Hallo ihr Lieben,
Ich habe mich gefragt (vielleicht auch ihr?) warum ich schon lange nichts mehr veröffentlicht habe. Es ist schmerzhaft und anstrengend ehrlich zu mir zu sein und noch viel schwieriger ist es, die passenden Worte zu finden, ohne mich vor mich selbst rechtzufertigen. Es fällt mir nicht leicht diesen Beitrag zu schreiben, auszuformulieren, passendere Wörter zu suchen um das auszudrücken, was ich euch sagen und mitgeben möchte.

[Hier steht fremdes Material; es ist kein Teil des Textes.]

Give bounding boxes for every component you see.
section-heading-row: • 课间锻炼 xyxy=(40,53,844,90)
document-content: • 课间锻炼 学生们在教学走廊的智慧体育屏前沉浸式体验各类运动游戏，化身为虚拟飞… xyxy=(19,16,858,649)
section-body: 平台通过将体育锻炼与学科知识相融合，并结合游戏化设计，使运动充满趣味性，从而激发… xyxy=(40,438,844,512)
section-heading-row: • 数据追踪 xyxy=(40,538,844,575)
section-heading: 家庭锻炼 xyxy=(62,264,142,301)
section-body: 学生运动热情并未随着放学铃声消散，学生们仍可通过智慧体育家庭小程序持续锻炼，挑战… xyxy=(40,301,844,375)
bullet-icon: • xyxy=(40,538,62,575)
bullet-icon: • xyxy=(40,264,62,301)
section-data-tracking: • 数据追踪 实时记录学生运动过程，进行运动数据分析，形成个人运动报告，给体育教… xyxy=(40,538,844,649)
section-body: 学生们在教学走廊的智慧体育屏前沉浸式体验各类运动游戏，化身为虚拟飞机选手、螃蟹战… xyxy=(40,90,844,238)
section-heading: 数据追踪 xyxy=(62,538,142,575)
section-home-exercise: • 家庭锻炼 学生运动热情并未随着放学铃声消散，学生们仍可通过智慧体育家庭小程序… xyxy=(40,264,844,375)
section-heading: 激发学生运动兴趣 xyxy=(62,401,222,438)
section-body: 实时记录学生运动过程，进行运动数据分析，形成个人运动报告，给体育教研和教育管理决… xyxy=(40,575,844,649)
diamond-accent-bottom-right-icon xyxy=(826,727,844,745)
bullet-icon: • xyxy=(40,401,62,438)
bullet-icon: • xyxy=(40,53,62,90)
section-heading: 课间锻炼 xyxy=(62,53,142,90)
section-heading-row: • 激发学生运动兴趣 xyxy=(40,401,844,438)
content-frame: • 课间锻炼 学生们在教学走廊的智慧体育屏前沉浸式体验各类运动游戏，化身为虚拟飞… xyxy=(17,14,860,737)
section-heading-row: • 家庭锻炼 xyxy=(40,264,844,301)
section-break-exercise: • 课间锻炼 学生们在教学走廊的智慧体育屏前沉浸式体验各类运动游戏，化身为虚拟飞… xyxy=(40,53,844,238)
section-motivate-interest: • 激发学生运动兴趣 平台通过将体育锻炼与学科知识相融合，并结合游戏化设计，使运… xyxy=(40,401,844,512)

Habt ihr schon was von den Phasen der Krankheitsbewältigung gehört? Einer meiner ersten Ideen war es, über einer der Phasen zu schreiben – die Akzeptanz der Krankheit. Beim Recherchieren, alte Tagebücher lesen und Schreiben, ist mir aufgefallen, dass ich nie sorgfältig und konsequent eine Phase nach der anderen durchgegangen bin, dass ich jede Phase immer und immer wieder durchlebe (wenn auch nicht so schmerzhaft wie am Anfang) und dass die Krankheitsbewältigung möglicherweise bei einer chronischen Erkrankung nie zu Ende ist. Gesträubt, traurig, verzweifelt und motiviert bin ich zugleich bei diesem Beitrag. Denn Hand aufs Herz – wie soll ich über das Thema Akzeptanz schreiben, wenn ich beinahe meine ganze Kraft opfere, um zu vergessen, dass ich krank bin und was ich tun sollte um Verbesserungen zu erlangen. „Das passt nicht, ich muss endlich aufwachen!“ – dachte ich mir.

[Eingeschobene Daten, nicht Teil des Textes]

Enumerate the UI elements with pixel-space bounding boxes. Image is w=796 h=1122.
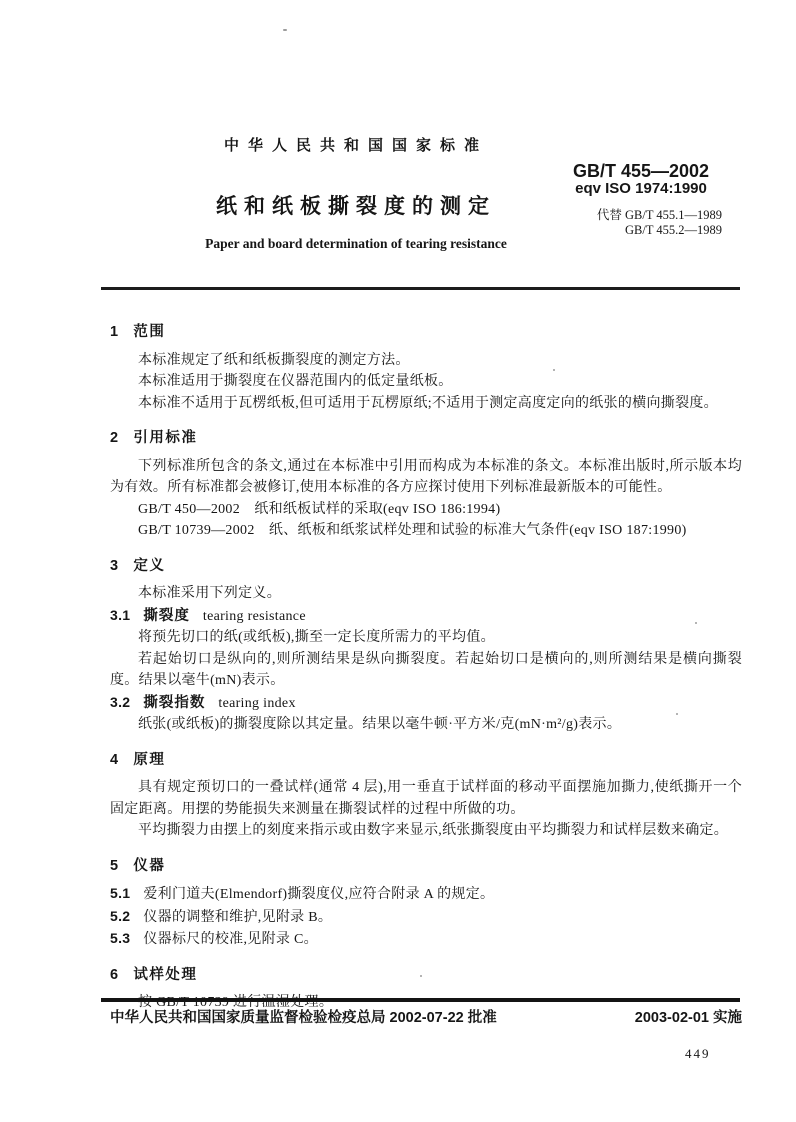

Denn es ist mein absoluter Herzenswunsch auch gegenüber euch ehrlich zu sein. Ich schreibe was ich denke und wirklich erfahren habe, was mir gut tut und was nicht. Und nicht über irgendwas Erfundenes, das ich nicht für richtig halte.
Wie wir am besten mit einer Krankheit umgehen? Ob es da ein Rezept gibt? Keine Ahnung. Wirklich, ich kann es euch nicht sagen. Vom Arzt oder sonst jemanden bekommen wir das auf jeden Fall nicht. Der Wunsch und das individuelle Rezept muss von jedem selbst rausgefunden und angenommen werden.
Manchmal fühle ich mich traurig, wütend und verzweifelt und manchmal bin ich super dankbar, dass ich das Geschenk erhalten habe, krank sein zu dürfen. Ich würde es als völlig normal einstufen – nicht zu wissen, wie wir damit richtig umgehen müssen. Das ständige Wechsel der Gefühle und der Einstellung.
Ich glaube daran, dass wir alle ein super schönes Leben haben können – auch mit bad days -, auch wenn wir krank sind und kein 5-Schritte Plan der Krankheitsbewältigung oder irgendein anderes Programm direkt im Anschluss durchgehen zu müssen. Damit sage ich nicht, dass es Zeitverschwendung ist, sich mit seiner Erkrankung auseinanderzusetzen. Ganz im Gegenteil. Die Schritte und Wege der Krankheitsbewältigung werde ich euch in den nächsten Beiträgen – mit meinen Erfahrungen – natürlich auch aufzeigen. Nur mit diesem Beitrag möchte ich euch Mut und Selbstvertrauen schenken, damit ihr für euch den individuellen richtigen Weg entscheidet und ihn gehen möchtet.
Dieser Artikel ist aus meinem Herz geschrieben, möglicherweise manchmal wirr oder durcheinander. Doch in Form eines Tagebucheintrages könnt ihr auch von mir erfahren, wie ich denke und dass es sich lohnt Freundschaft mit seinem eigenen Schicksal zu schließen. So gerne möchte ich euch das mitgeben und aufzeigen. Für jeden gibt es seinen richtig Weg – ihr bekommt von mir keine Anleitung, an dir euch streng halten müsst. Und wisst ihr was? Ich glaube ganz fest daran, dass wir das schaffen – wir gemeinsam!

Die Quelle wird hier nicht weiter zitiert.